Além disso, tanto o Egito quanto o Marrocos também estão planejando fabricar hidrogênio e amônia “verdes”, feitos com energia “renovável”, para exportação para a Europa. Esses planos não vêm sem grandes consequências ambientais e sociais para os países do norte da África.

A escala maciça dos projetos, que muitas vezes possuem centenas de quilômetros quadrados, significa que os ecossistemas do deserto são destruídos, e as tribos nômades estão perdendo seus meios de subsistência, pois os projetos também monopolizam os escassos recursos hídricos.

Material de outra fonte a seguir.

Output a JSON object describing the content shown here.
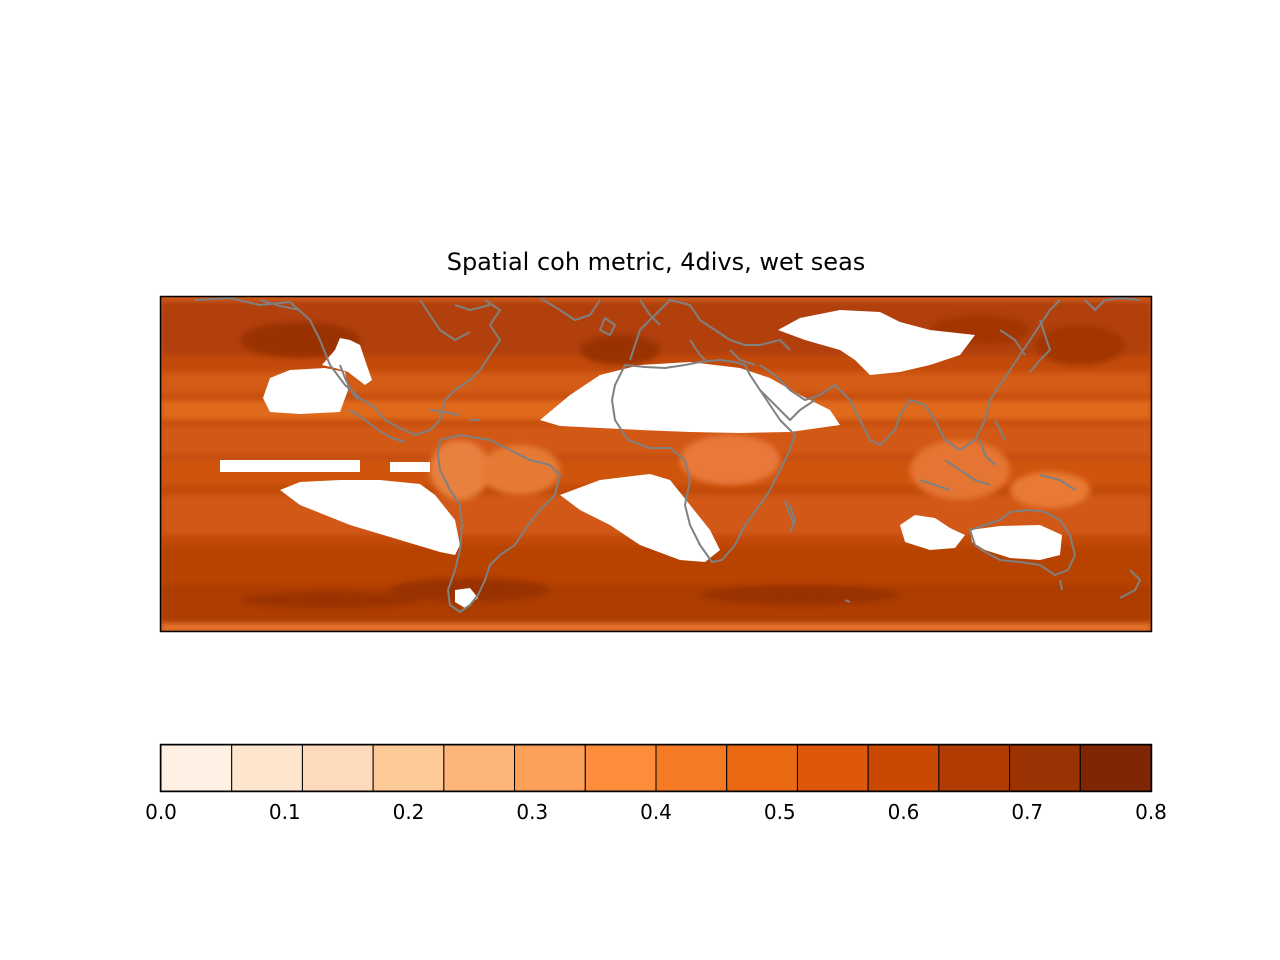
{
  "title": "Spatial coh metric, 4divs, wet seas",
  "colorbar": {
    "ticks": [
      "0.0",
      "0.1",
      "0.2",
      "0.3",
      "0.4",
      "0.5",
      "0.6",
      "0.7",
      "0.8"
    ],
    "range": [
      0.0,
      0.8
    ],
    "step": 0.05,
    "colors": [
      "#fff0e3",
      "#fee6ce",
      "#fddbba",
      "#fdc997",
      "#fdb677",
      "#fda15a",
      "#fd8d3c",
      "#f67a26",
      "#ec6914",
      "#de570b",
      "#cb4803",
      "#b13b03",
      "#9a3203",
      "#7f2704"
    ],
    "colormap": "Oranges"
  },
  "map": {
    "projection": "cylindrical",
    "coastline_color": "#808080",
    "missing_color": "#ffffff",
    "dominant_value_range": [
      0.55,
      0.7
    ]
  }
}
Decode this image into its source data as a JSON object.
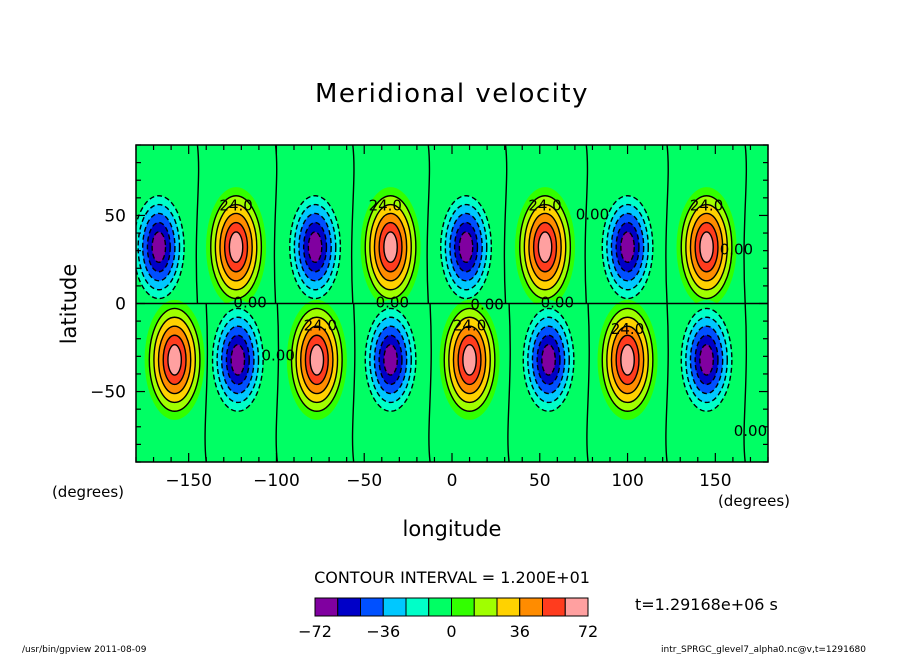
{
  "chart_data": {
    "type": "heatmap",
    "title": "Meridional velocity",
    "xlabel": "longitude",
    "ylabel": "latitude",
    "x_unit": "(degrees)",
    "y_unit": "(degrees)",
    "xlim": [
      -180,
      180
    ],
    "ylim": [
      -90,
      90
    ],
    "x_ticks": [
      -150,
      -100,
      -50,
      0,
      50,
      100,
      150
    ],
    "y_ticks": [
      50,
      0,
      -50
    ],
    "contour_interval_label": "CONTOUR INTERVAL = 1.200E+01",
    "contour_interval": 12,
    "time_label": "t=1.29168e+06 s",
    "colorbar": {
      "levels": [
        -72,
        -60,
        -48,
        -36,
        -24,
        -12,
        0,
        12,
        24,
        36,
        48,
        60,
        72
      ],
      "tick_labels": [
        -72,
        -36,
        0,
        36,
        72
      ],
      "colors": [
        "#8000a0",
        "#0000c8",
        "#0050ff",
        "#00c8ff",
        "#00ffc8",
        "#00ff64",
        "#32ff00",
        "#a0ff00",
        "#ffd200",
        "#ff8c00",
        "#ff3c1e",
        "#ffa0a0"
      ]
    },
    "cells": {
      "northern_hemisphere_center_lat": 32,
      "southern_hemisphere_center_lat": -32,
      "north_maxima_lon": [
        -123,
        -35,
        53,
        145
      ],
      "north_minima_lon": [
        -167,
        -78,
        8,
        100
      ],
      "south_maxima_lon": [
        -158,
        -77,
        10,
        100
      ],
      "south_minima_lon": [
        -122,
        -35,
        55,
        145
      ],
      "peak_value": 72
    },
    "contour_labels": [
      {
        "text": "24.0",
        "lon": -123,
        "lat": 55
      },
      {
        "text": "24.0",
        "lon": -38,
        "lat": 55
      },
      {
        "text": "24.0",
        "lon": 53,
        "lat": 55
      },
      {
        "text": "24.0",
        "lon": 145,
        "lat": 55
      },
      {
        "text": "24.0",
        "lon": -75,
        "lat": -13
      },
      {
        "text": "24.0",
        "lon": 10,
        "lat": -13
      },
      {
        "text": "24.0",
        "lon": 100,
        "lat": -15
      },
      {
        "text": "0.00",
        "lon": -115,
        "lat": 0
      },
      {
        "text": "0.00",
        "lon": -34,
        "lat": 0
      },
      {
        "text": "0.00",
        "lon": 20,
        "lat": -1
      },
      {
        "text": "0.00",
        "lon": 60,
        "lat": 0
      },
      {
        "text": "0.00",
        "lon": 80,
        "lat": 50
      },
      {
        "text": "0.00",
        "lon": 162,
        "lat": 30
      },
      {
        "text": "0.00",
        "lon": -99,
        "lat": -30
      },
      {
        "text": "0.00",
        "lon": 170,
        "lat": -73
      }
    ]
  },
  "footer": {
    "left": "/usr/bin/gpview   2011-08-09",
    "right": "intr_SPRGC_glevel7_alpha0.nc@v,t=1291680"
  }
}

Devido ao ressentimento local e aos enormes investimentos internacionais, as áreas ao redor das instalações de energia também se tornam completamente militarizadas, com torres de vigilância para proteger a infraestrutura e a água. Mais sobre isso em Yale Environment 360:

Atman Aoui, presidente da Associação Marroquina de Mediação, uma ONG, vê grandes projetos de renováveis como o parque solar Noor como parte de uma tentativa mais ampla de assumir o controle de regiões desérticas que anteriormente eram domínio de grupos tribais. A grande escala dos projetos está “desafiando suposições de que uma transição energética de baixo carbono é inerentemente progressiva”, diz ele.

Observando o uso de grandes quantidades de água pelo esquema, ele acrescenta: “A ironia de que um projeto destinado a mitigar as mudanças climáticas esteja apenas piorando os efeitos das mudanças climáticas em uma das regiões mais pobres e com mais estresse hídrico do Marrocos, não serve para os moradores”.

Isso é aparentemente apenas a vida na selva.